Os policiais não relataram haver visto nenhum ato de comercialização pelo acusado, não identificaram nenhum usuário ou comprador de entorpecentes, tampouco relataram haver participado de qualquer outro ato de investigação preliminar que pudesse corroborar a hipótese acusatória de destinação das drogas ao tráfico.
Mesmo que os policiais confirmassem em juízo tudo aquilo que disseram na fase de investigação e que subsidiou a denúncia, ainda assim tais elementos não seriam suficientes para atingir o standard probatório necessário para a condenação. No caso, portanto, além de não haver justa causa retrospectiva, tampouco há justa causa prospectiva. Não foram indicados meios de prova que pudessem, ainda que em tese, confirmar a hipótese acusatória, no tocante à destinação das drogas à comercialização, e não ao uso próprio.
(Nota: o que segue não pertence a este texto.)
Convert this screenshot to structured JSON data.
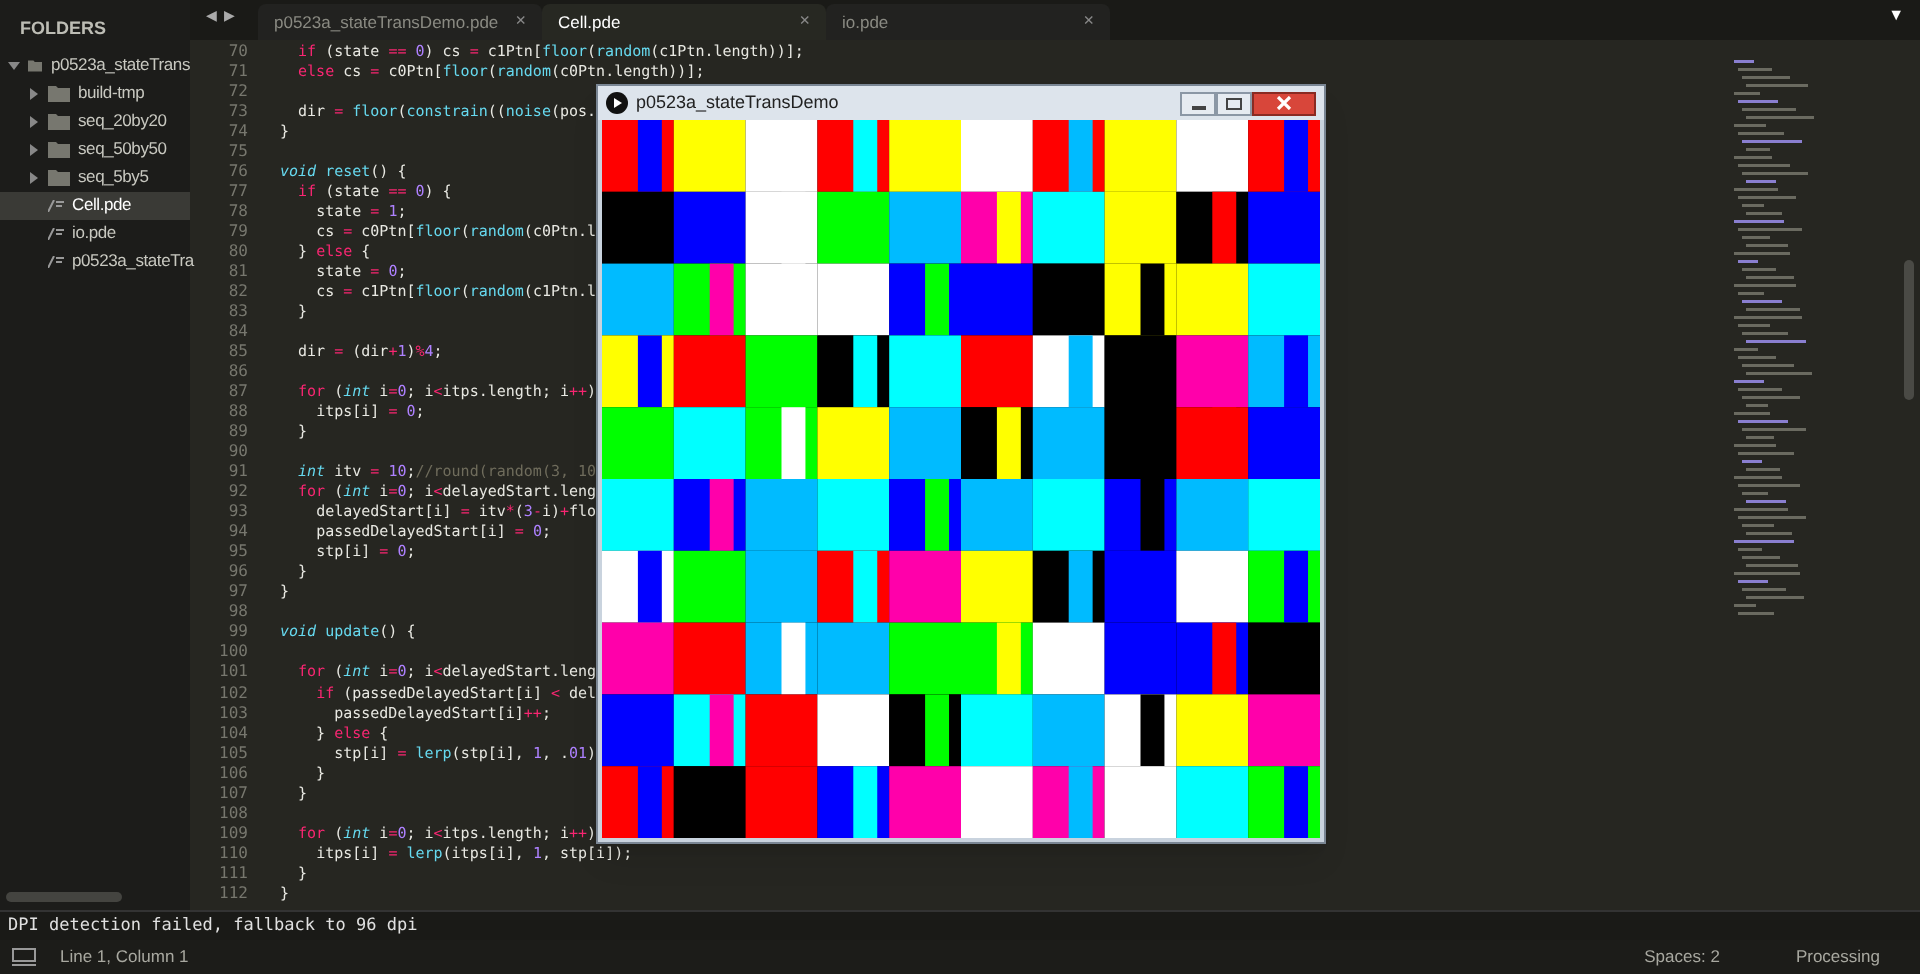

Não há razão prática para determinar o processamento da ação penal neste caso, sem produção ou requerimento de provas que sejam ao menos em tese aptas a atingir o standard probatório exigido para a condenação penal. Impõe-se, por consequência, o restabelecimento da decisão de rejeição da denúncia por falta de justa causa, com fundamento no art. 395, III, do CPP.
Registro, por fim, que não há óbice ao oferecimento de denúncia pela infração descrita no art. 28 da Lei n. 11.343/2006 pelo promotor natural, perante o juizado especial criminal, ou, até mesmo, de nova denúncia pelo crime de tráfico de drogas, neste último caso se houver notícia de novas provas que possam subsidiar a acusação (CPP, art. 18).
IV. Dispositivo
À vista do exposto, conheço do agravo a fim de dar provimento ao recurso especial, para reconhecer a violação do art. 395, III, do CPP e restabelecer a decisão de rejeição da denúncia proferida pelo Juízo de primeiro grau, sem prejuízo do oferecimento de nova denúncia, desde que observados os requisitos legais formais e materiais. Comunique-se, com urgência, às instâncias ordinárias para as providências cabíveis. Publique-se e intimem-se.